One of the things I like about modeling direct/indirect patient financial benefits is that it should allow a high-confidence lower bound for ODH’s effectiveness. Let’s unrealistically and uncharitably assume that all of ODH’s patients would have counterfactually sought care at a more distant facility, and would have received as-timely and as-good care. In that case, the net benefit to patients includes avoided travel costs + loss-of-time costs + other-care costs (the other care is supposed to be free, but often isn’t in practice for various reasons), less fees paid to ODH.
In that pessimistic scenario, we should also include estimated (but difficult to calculate!) benefits to those served by the public health care system, because ODH’s existence diverted tens of thousands of patients a year from that underresourced and underfunded system. (Unless ODH scaled to multiple times its size, I doubt its existence would funge overall public health-care spending in Uganda. It’s just too small to affect a nationwide budget given how political processes generally work.)
A somewhat more realistic, but still probably awfully conservative, model would credit ODH (say) 25% of the DALYs in Nick’s model and 75% of the income effects in the model described above. Because the DALY source includes both treated and untreated cases, such a mixed model would assume more than 75% of patients would be counterfactually treated.

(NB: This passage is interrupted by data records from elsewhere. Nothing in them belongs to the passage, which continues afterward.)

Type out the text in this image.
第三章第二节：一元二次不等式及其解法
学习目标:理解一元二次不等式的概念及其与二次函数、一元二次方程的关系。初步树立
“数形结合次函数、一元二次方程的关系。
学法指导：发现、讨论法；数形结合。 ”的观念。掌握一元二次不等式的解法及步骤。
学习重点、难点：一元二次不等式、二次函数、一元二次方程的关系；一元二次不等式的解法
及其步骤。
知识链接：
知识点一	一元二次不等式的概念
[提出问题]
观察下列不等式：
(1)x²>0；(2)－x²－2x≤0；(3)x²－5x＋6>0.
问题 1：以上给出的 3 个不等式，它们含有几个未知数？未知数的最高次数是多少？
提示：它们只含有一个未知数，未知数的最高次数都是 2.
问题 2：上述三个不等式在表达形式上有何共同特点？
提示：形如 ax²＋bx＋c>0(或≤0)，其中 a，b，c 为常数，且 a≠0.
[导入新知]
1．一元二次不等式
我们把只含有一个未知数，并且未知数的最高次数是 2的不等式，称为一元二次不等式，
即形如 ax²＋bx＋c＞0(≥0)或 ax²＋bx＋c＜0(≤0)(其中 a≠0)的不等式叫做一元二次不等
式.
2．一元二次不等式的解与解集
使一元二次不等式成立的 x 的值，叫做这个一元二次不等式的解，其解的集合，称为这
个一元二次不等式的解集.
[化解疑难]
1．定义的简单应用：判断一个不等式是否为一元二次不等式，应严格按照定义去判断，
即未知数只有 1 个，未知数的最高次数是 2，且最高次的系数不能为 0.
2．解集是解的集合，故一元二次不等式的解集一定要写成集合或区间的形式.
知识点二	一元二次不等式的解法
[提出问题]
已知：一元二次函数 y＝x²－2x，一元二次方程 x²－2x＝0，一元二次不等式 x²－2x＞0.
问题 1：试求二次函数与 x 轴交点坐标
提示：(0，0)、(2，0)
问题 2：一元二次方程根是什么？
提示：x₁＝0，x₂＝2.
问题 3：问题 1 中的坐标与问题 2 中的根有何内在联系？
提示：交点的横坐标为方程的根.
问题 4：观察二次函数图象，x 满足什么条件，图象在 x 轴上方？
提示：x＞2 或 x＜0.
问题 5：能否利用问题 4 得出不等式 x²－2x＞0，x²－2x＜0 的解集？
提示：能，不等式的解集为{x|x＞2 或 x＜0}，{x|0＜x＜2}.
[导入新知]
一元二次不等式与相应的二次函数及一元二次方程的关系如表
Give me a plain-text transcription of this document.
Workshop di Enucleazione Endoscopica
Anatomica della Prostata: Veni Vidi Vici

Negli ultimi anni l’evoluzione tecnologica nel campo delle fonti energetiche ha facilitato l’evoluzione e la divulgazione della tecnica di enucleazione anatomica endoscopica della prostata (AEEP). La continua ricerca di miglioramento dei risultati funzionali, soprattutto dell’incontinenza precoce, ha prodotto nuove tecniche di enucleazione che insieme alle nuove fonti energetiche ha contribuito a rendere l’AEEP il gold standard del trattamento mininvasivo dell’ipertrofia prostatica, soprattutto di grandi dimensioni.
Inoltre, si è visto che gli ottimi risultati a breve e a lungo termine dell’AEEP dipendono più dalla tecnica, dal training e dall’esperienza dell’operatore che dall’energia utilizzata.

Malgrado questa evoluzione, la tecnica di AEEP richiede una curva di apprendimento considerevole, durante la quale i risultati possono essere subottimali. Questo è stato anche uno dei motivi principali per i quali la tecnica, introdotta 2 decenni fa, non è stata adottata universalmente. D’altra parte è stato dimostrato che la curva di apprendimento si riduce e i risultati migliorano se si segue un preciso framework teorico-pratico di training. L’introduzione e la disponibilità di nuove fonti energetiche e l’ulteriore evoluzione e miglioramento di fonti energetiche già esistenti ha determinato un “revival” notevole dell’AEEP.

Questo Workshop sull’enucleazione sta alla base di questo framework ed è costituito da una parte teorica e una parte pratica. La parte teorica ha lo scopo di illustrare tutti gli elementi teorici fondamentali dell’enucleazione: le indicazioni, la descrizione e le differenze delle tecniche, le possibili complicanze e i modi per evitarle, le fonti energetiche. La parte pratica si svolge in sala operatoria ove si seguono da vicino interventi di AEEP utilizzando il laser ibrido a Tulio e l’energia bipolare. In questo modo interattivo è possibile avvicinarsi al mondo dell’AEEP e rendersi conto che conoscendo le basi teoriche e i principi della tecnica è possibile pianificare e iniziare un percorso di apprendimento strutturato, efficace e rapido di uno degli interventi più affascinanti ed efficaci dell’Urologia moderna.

Doing a really quick BOTEC, that would yield 3.425 DALYs plus the [75% of net economic effects from the financial-only model, less $87.50[1]] for a donor/grantor spend of $137.50. If we assume $3 savings per patient in the financial-only model (based on Nick’s travel estimate of $3 + time value of money and other-care costs equal to the ODH fee), that yields us a patient savings of 112.5 patients (75% of average volume) * $3, or $337.50. Subtracting the $87.50 yields $250. If you think those savings are equal in value to GiveDirectly cash transfers, you could model that at 1.81X GiveDirectly + getting the DALYs (and benefits to non-ODH patients from relieving the burden on nearby government health centers) for “free.” (I note that this is primarily intended to demonstrate the idea of a mixed-benefits model only, not to make assertion about a reasonable lower-bound estimate for ODH.)
I’m probably doing this wrong, but GiveWell’s moral weights seem to suggest a DALY is morally “worth” about doubling the consumption of a person for two years. Given the median income in Uganda is $804, averting a DALY would be roughly equal to increasing consumption by $1600, which would make averting 3.425 DALYs roughly as effective as increasing consumption by $5480. I don’t mean to assert that ODH is 41.67X GiveDirectly on this conservative model ($5480 from DALYs + $250 from economic savings / $137.50 donor spend), but this quick analysis does suggest that the bulk of the value in the mixed-model described above comes from the “free” components and not the hypothesized 1.81X GiveDirectly economic effect.
If 25% of visits are counterfactual, then 25% of patient expenses would never have occured.